Evangelical Presbyterian Church in Ghana

The Evangelical Presbyterian Church in Ghana is one of 26 Christian, Muslim and Hindu faith groups in sub-Saharan Africa that launched its long-term environmental action plan at ARC's Many Heavens, One Earth, Our Continent Celebration in Nairobi, Kenya, in September 2012.

About the Church

The Evangelical Presbyterian Church in Ghana has 150,000 members and works in 147 districts with 834 congregations and 450 pastors.

It runs 970 schools (from kindergartens to high schools) as well as a university and two colleges of education. It runs sanitation clubs in basic and secondary schools in Northern Ghana and promotes the solar disinfection of water project in schools and rural communities.

Working with RELBONET

The EPC also works through the Religious Bodies Network on Climate Change (Relbonet) in Ghana, a new interfaith partnership for advocacy in Ghana set up in 2010 to include faith-based organisations in national consultations on climate change.

Members include 13 major mainline Protestant, Pentecostal and Charismatic religious bodies, Ghana’s three major Muslim organisations and the Federation of Muslim Women Associations.

Dr Richmond Nfodwo of the EPC is shown inspecting a field of tree seedlings planted in Adaklu-Waya, Ghana, in 2011 with local volunteer David.
Relbonet reaches more than five million Ghanaians every week. EPC hosts the national secretariat of the Network and this brings huge potential to disseminate climate change and environmental messages. Its Secretariat is hosted by the EPC.

Environmental work

The EPC has been extensively involved in social development work for over five decades. It is also involved in environmental work. In 2002, for example, the EPC launched an environmental protection project in Northern Ghana where land degradation is severe, resulting in an increased threat of desertification.

This involved tree planting, creating 100 acres of reforested woodlots and alternative livelihood training to rural farmers to combat excessive harvesting of trees and shrubs for firewood.

In 2010, the EPC won the Ghana National Environment Day Award and the Ghana National Farmers’ Day Environment Award.

Long-term Commitment for a Living Planet

In 2011, the Church at its 3rd Annual General Assembly (its highest legislative body) officially adopted a policy on environment and climate change.

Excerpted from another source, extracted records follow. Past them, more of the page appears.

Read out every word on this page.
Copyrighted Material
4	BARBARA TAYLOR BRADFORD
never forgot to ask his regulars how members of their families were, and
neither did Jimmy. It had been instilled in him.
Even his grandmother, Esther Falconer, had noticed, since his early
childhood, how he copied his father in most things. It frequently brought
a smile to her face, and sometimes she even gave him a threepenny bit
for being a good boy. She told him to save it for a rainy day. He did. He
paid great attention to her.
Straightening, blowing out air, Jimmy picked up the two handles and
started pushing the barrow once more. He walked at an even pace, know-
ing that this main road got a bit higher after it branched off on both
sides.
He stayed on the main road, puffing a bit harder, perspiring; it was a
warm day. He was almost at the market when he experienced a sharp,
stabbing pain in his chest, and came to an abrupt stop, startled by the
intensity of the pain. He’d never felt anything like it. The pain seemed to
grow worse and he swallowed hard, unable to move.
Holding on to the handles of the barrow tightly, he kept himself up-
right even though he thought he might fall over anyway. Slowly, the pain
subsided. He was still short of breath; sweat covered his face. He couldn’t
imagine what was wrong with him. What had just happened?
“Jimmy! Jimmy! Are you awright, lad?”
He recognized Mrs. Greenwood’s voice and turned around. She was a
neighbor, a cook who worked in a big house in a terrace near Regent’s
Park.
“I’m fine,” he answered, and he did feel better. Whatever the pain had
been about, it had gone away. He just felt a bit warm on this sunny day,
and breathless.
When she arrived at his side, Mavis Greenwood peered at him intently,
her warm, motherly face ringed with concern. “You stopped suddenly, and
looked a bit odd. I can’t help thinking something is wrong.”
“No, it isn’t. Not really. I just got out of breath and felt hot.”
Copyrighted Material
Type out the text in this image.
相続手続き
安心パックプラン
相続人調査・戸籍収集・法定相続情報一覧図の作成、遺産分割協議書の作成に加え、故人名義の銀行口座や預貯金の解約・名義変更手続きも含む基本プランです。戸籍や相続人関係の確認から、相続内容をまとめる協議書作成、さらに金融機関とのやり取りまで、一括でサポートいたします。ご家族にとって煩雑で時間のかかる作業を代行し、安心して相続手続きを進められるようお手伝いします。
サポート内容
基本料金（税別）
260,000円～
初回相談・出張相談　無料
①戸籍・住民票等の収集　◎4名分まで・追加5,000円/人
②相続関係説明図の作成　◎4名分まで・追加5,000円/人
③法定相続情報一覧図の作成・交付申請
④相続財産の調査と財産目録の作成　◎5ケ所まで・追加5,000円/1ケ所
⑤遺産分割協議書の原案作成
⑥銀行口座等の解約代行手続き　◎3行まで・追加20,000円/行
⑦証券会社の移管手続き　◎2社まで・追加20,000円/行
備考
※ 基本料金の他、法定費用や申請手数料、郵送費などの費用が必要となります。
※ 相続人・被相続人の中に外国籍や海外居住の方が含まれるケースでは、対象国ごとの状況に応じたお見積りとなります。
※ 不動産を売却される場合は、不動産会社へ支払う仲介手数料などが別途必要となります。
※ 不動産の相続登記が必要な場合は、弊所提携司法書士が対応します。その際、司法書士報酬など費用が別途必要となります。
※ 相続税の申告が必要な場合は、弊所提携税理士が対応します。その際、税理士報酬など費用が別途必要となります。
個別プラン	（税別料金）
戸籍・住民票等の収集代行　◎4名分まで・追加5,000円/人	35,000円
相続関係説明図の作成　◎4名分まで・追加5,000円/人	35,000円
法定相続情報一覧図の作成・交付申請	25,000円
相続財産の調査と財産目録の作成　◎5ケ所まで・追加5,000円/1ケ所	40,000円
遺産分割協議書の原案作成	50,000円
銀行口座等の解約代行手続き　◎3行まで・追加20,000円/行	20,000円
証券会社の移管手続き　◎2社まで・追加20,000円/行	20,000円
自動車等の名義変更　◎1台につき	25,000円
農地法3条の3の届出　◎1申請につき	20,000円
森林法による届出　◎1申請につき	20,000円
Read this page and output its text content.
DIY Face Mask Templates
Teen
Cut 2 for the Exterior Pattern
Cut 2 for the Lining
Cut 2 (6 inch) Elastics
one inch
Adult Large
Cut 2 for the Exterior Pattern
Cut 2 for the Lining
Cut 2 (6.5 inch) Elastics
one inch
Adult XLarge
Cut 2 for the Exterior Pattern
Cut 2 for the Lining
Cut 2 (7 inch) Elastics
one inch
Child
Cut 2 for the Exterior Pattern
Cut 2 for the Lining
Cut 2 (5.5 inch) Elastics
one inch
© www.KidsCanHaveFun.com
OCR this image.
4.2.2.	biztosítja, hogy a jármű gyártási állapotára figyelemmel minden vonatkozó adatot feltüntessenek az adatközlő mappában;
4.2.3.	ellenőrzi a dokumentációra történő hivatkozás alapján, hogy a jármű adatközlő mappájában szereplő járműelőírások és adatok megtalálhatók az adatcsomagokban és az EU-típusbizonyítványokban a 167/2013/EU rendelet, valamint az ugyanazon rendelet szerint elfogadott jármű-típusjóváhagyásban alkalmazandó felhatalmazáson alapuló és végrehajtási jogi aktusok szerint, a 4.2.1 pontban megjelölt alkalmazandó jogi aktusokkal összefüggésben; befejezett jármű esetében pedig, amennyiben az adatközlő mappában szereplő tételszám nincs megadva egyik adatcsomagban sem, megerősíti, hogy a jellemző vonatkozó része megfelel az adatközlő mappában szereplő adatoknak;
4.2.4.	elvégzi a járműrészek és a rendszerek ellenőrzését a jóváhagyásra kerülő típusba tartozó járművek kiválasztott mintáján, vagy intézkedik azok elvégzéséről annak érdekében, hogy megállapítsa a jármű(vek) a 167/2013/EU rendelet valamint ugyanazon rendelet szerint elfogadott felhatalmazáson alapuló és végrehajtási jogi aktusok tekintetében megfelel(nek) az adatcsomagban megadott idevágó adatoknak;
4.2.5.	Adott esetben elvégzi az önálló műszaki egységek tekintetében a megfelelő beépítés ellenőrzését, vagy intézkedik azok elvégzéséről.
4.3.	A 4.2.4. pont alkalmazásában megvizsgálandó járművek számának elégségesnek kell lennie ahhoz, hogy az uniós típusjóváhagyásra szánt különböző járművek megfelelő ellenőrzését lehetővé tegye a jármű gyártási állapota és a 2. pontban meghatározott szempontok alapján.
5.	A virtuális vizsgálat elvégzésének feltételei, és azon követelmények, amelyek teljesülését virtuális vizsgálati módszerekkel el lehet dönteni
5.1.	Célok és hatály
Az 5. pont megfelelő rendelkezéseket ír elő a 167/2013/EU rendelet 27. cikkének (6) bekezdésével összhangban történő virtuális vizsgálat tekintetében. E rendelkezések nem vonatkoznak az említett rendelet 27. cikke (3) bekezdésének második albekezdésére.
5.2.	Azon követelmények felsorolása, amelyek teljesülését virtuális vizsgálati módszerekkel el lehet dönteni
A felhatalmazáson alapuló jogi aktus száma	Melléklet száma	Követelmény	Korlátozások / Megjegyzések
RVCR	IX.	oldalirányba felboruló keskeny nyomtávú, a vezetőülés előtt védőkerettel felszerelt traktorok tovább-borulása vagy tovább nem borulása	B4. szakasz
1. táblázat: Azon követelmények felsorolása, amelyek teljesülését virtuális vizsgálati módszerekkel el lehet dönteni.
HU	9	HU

This policy mandates all the structures of the church to undertake environmental and climate change projects to protect God’s creation. The church now aims to become the foremost ‘green’ religious institution in Ghana.

Main activities

Some of the fire volunteers trained by the EPC
Some of the EPC's activities outlined in its long-term plan, implemented in partnership with RELBONET, include:

  • Carrying out awareness creation on climate change, environmental protection and conservation issues in over 10,000 congregations through religious outreach activities, media, seminars and workshops, church harvests and celebrations;
  • Creating 1,000 eco-clubs and 1000 eco-congregations to spearhead education on environmental issues in schools, communities, churches, mosques and temples;
  • Providing land, teach and practice sustainable land management in EPC schools, agriculture college and rural training programmes.
  • Mobilising parishioners in nine presbyteries and 10,000 Christian and Muslim congregations to undertake tree planting.
  • Teaching and practicing organic farming methods.
  • Training 3000 fire volunteers to protect forests and farms.
  • Teaching water-harvesting technology in religious schools and rural communities.

    More information

    To read a summary of the EPC's long-term plan, click here.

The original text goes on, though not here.